上海で2025バンド・サミット 新秩序と新技術を議論 video poster
国際ニュース:上海で開かれた2025年バンド・サミット
2025年10月23〜25日にかけて、中国・上海で「2025 Bund Summit(バンド・サミット)」が開催されました。テーマは「Navigating Global Transformation: New Order, New Tech(世界的転換の航路:新秩序と新技術)」で、経済・金融・テクノロジーを軸に、世界の変化と新たなルールづくりが議論されました。
サミットの基本情報と規模
2025年のバンド・サミットは、China Finance 40 Forum(CF40)と清華大学が共催しました。国際ニュースとしても注目される大規模な会合で、世界の金融・政策コミュニティが上海に集まりました。
- 日程:2025年10月23〜25日
- 開催地:上海
- 主催:China Finance 40 Forum(CF40)と清華大学
- テーマ:Navigating Global Transformation: New Order, New Tech
- 形式:21のラウンドテーブル対話と11の非公開会合(クローズド・ミーティング)
- 登壇者:政策決定者、学界のリーダー、先進国と新興市場の金融機関の幹部など120人超
オープンなラウンドテーブルでは幅広い論点が共有され、非公開の会合では率直な意見交換が行われる構成となっていました。
「新秩序」をめぐる議論:分断をどう乗り越えるか
今回のサミットは、中国がグローバル・ガバナンス(国際的なルールづくり)において、建設的な役割をさらに強めることを目指す場と位置づけられました。
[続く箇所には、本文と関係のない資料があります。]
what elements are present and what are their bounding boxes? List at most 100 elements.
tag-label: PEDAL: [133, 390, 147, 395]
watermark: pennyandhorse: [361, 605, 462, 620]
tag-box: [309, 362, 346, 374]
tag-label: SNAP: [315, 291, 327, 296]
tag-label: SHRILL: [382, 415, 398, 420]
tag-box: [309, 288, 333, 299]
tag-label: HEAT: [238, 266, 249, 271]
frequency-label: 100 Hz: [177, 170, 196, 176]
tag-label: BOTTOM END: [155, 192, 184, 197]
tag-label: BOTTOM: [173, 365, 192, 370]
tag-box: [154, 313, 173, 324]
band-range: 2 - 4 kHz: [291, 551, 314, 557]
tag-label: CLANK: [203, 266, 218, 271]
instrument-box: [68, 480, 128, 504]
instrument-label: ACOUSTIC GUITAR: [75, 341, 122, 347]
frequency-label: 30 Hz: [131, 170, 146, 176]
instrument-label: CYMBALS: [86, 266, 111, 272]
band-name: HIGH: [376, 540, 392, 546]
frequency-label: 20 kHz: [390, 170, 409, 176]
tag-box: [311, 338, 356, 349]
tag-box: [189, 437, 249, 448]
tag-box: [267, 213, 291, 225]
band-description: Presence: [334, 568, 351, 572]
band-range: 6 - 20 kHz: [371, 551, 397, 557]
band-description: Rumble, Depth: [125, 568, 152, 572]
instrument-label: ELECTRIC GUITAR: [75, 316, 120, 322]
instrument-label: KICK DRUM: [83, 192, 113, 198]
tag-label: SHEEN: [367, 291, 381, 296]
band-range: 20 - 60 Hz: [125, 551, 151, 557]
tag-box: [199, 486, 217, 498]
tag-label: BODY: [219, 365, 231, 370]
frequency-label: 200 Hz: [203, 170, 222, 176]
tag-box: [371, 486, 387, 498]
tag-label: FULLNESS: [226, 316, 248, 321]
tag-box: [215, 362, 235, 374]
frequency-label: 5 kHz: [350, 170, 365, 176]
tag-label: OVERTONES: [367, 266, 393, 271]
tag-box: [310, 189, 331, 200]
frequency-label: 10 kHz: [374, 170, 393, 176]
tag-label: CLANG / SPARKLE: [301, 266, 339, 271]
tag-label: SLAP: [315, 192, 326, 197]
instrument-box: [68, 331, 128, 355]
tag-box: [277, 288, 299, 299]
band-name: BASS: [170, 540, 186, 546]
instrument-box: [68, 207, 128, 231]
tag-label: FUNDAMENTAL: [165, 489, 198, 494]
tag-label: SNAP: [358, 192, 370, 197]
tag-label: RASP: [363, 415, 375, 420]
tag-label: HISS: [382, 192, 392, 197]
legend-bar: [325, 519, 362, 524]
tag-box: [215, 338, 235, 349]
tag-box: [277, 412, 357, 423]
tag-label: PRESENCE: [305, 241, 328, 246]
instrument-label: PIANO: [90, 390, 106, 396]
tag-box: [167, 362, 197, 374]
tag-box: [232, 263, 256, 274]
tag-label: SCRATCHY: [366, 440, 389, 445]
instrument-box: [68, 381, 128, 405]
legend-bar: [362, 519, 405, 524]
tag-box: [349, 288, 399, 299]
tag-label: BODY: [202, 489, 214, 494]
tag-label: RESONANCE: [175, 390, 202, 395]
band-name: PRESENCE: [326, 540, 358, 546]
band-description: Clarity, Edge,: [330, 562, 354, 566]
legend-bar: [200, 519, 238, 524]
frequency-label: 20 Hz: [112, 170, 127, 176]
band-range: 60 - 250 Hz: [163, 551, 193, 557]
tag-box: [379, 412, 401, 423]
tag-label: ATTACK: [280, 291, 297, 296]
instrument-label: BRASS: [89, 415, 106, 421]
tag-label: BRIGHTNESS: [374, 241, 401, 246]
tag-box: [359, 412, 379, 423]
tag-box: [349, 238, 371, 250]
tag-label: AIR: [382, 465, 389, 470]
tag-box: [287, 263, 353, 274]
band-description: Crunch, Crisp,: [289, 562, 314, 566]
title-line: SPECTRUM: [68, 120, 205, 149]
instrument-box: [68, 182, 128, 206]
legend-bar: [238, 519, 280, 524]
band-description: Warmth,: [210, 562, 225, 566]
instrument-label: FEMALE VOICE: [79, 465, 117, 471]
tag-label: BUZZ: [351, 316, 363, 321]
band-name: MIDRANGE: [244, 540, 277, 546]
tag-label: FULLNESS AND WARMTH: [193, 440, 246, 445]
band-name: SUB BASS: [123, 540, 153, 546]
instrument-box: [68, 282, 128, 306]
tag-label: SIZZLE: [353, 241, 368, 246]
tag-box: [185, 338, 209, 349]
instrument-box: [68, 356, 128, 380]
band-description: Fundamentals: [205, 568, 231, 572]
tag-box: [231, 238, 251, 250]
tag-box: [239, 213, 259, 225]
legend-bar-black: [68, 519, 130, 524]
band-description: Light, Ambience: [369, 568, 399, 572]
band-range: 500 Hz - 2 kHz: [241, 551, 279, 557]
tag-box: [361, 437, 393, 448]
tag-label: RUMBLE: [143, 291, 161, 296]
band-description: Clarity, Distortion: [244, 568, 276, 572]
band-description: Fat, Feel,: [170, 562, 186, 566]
国際社会が抱える対立や認識のギャップをどう埋め、信頼を高め、合意形成につなげるかが大きなテーマです。
- 立場や制度の違いから生じる「溝」をどう埋めるか
- 経済・金融・技術をめぐる相互の信頼をどう高めるか
- 多様な利害を踏まえつつ、どこまで共通のルールや原則を共有できるか
先進国と新興市場の双方から登壇者が集まったことで、成長段階や利害の違いを映し出す多様な視点が示されました。こうした対話を通じて、分断を前提とするのではなく、「違いがあるからこそどこで折り合えるか」を探るプロセスが重視されています。
「新技術」を一巡する「技術―応用―影響―ガバナンス」という視点
2025年のサミットのもう一つの特徴は、テクノロジーに強い焦点を当てている点です。議論は「技術―応用―影響―ガバナンス」という、ひとつのサイクルを意識して構成されました。
- 技術(Technology):どのような新しい仕組みやサービスが登場しているのか
- 応用(Application):それが金融や産業の現場でどのように使われているのか
- 影響(Impact):経済成長、雇用、市場構造、格差などにどのような影響が出得るのか
- ガバナンス(Governance):リスクを抑えつつイノベーションを促すには、どのようなルールや監督が必要か
この流れは、AI(人工知能)やデジタル金融など多くの新技術を考えるうえで共通する視点です。技術そのものだけでなく、「どこで使われ」「誰に影響が及び」「どう管理するのか」までを一体として議論することで、テクノロジーと社会の付き合い方を立体的に描こうとする狙いがあります。
多様な視点が交わる場としての意味
サミットには、政策決定者、学界のリーダー、金融機関の幹部など120人を超える登壇者が参加しました。先進国と新興市場それぞれの立場から、経済や金融システム、技術の受け止め方が持ち寄られたことがポイントです。
異なる発展段階・利害関係を背景にした議論は、ときに対立点を浮かび上がらせますが、そのプロセス自体が国際的な合意形成の出発点ともいえます。今回のバンド・サミットは、そうした「違いのある声」を同じテーブルに載せる場として機能しました。
- 世界の「新秩序」や国際ルールづくりの方向性を知るヒントになる
- 金融とテクノロジーがどのように結びついていくのかを考える材料になる
- 先進国と新興市場のあいだで信頼と協調がどう模索されているかを理解する手がかりになる
日本の読者にとっての問いかけ
上海で開かれた2025年バンド・サミットは、激しく変化する世界のなかで、新たな秩序と技術の付き合い方を模索するひとつの試みでした。そこで交わされた議論は、日本に住む私たちとも無関係ではありません。
国際金融やテクノロジーのルールづくりは、企業活動だけでなく、日常的に使うデジタルサービスや働き方にも影響し得ます。読者のみなさんにとっても、「どのようなルールや価値観のもとでテクノロジーを使っていくべきか」という問いを、自分の生活や仕事に引き寄せて考えるきっかけになりそうです。